Former Trump advisor Gary Cohn says he’s undecided between Biden and the president

White House chief economic adviser Gary Cohn.

Jabin Botsford | The Washington Post | Getty Images

Gary Cohn, who once served as President Donald Trump’s top economic advisor, said Monday that he’s still unsure whether he will support the president’s reelection bid or back former Vice President Joe Biden.

Cohn said that even though he’s a Democrat, he tends to vote for whichever candidate he believes will have the most positive impact on the U.S. economy.
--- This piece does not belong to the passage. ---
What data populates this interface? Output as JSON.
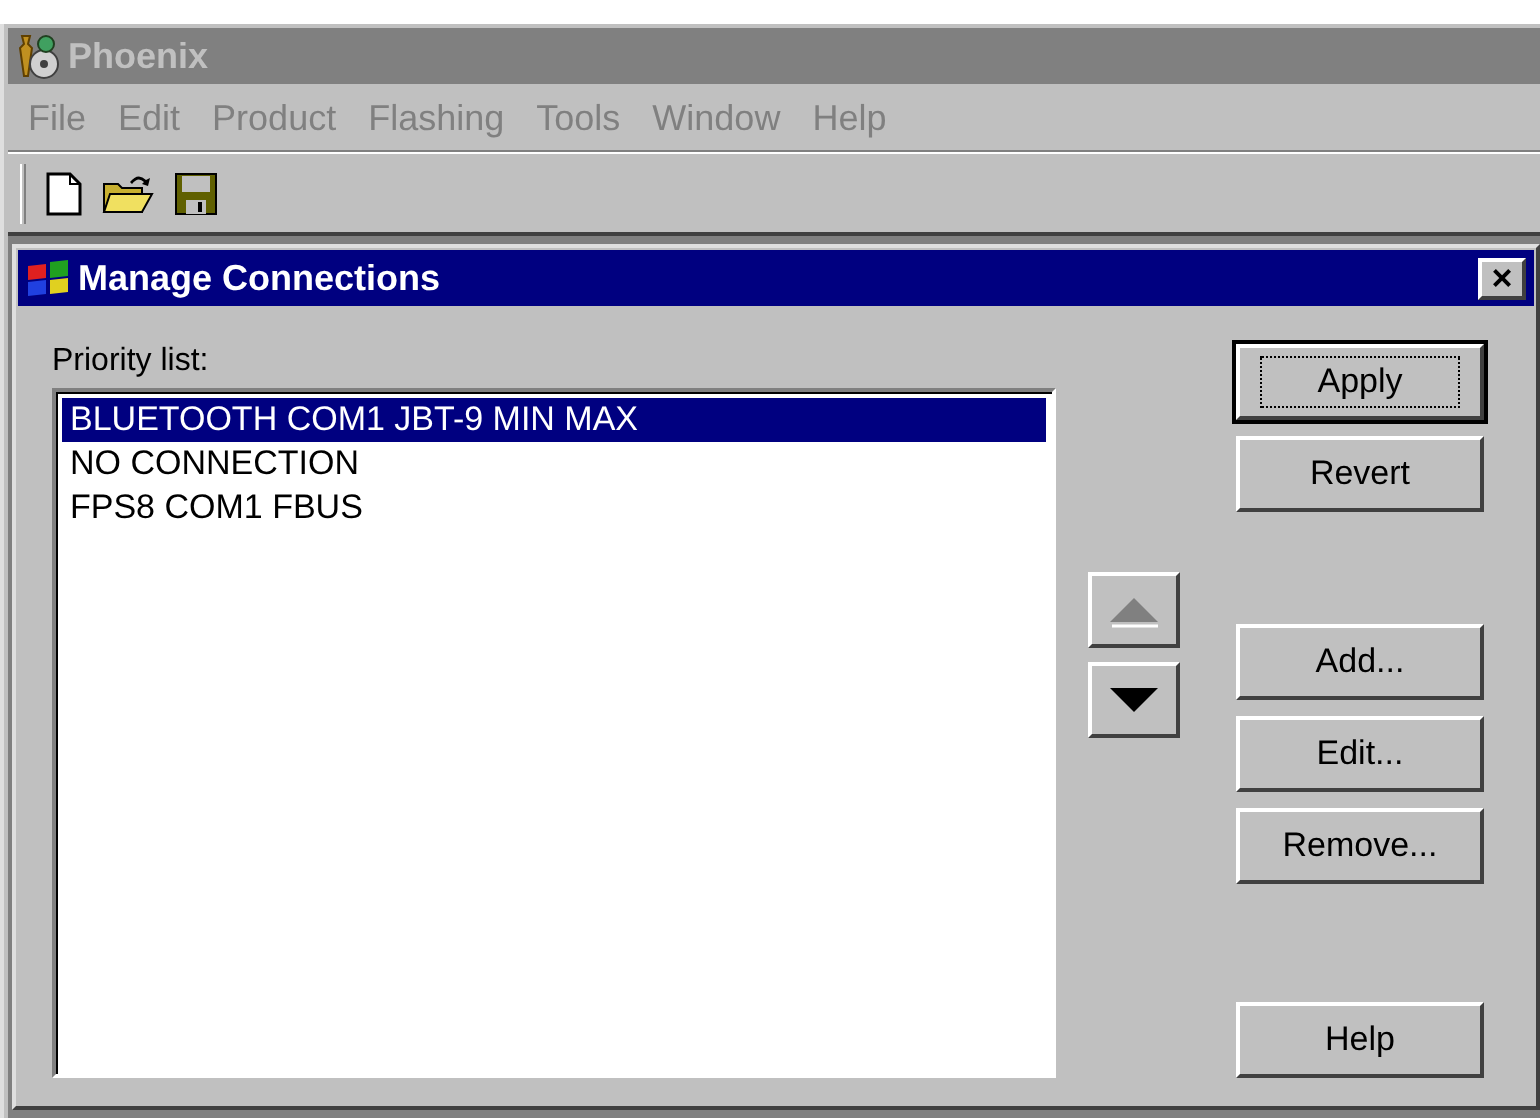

“I honestly haven’t made up my mind. I’m really eager to see an economic debate between the two of them,” Cohn told CNBC’s “Squawk on the Street” from Long Island, New York. “I actually vote on issues.”

The former Goldman Sachs president was Trump’s first director of the National Economic Council until April 2018, when disagreements over policy priorities and a protectionist trade agenda led to Cohn’s departure. Larry Kudlow, a former CNBC contributor, now holds that position.

Neither the Trump campaign nor the Biden campaign immediately responded to CNBC’s request for comment.

Asked what types of policies he would like to see from Congress and the White House, Cohn said he’d favor a more-targeted approach to another round of Covid-19 stimulus. Many small businesses across the U.S. are still in dire straits and in need of additional relief from government legislation to prevent larger corporations from crushing mom and pop shops.

“The first set of fiscal stimulus was a blunt instrument: We sort of spread it everywhere. Which at the time was the right thing to do. I think at this point we need a much more detailed, or scalpel-like approach,” he said. “And the place where we need it the most is in the small business community.”

“Our small businesses in this country — they are key to our success, they are key to our economic growth and they are key to jobs — they still are hurting,” he added. “They’re really in need of more stimulus, they’re in need of more help.”

Cohn said that the small business support could come from either the federal government via direct payments or through state or local governments backed by Washington support. 

Lawmakers remain split over whether — or how much — additional fiscal stimulus is necessary after Congress passed the $2 trillion CARES Act in March. Most Democrats argue that Republicans don’t appreciate the severity of the economic downturn and that efforts to pass “skinny” relief bills aren’t sufficient.

All Senate Democrats present last week voted against such a watered-down GOP bill that would have reimposed enhanced federal unemployment insurance at a rate of $300 per week, half of the $600 weekly payment that expired at the end of July.

Treasury Secretary Steven Mnuchin told CNBC earlier Monday that he doesn’t think now is the time to worry about the size of the federal deficit or the Federal Reserve’s balance sheet.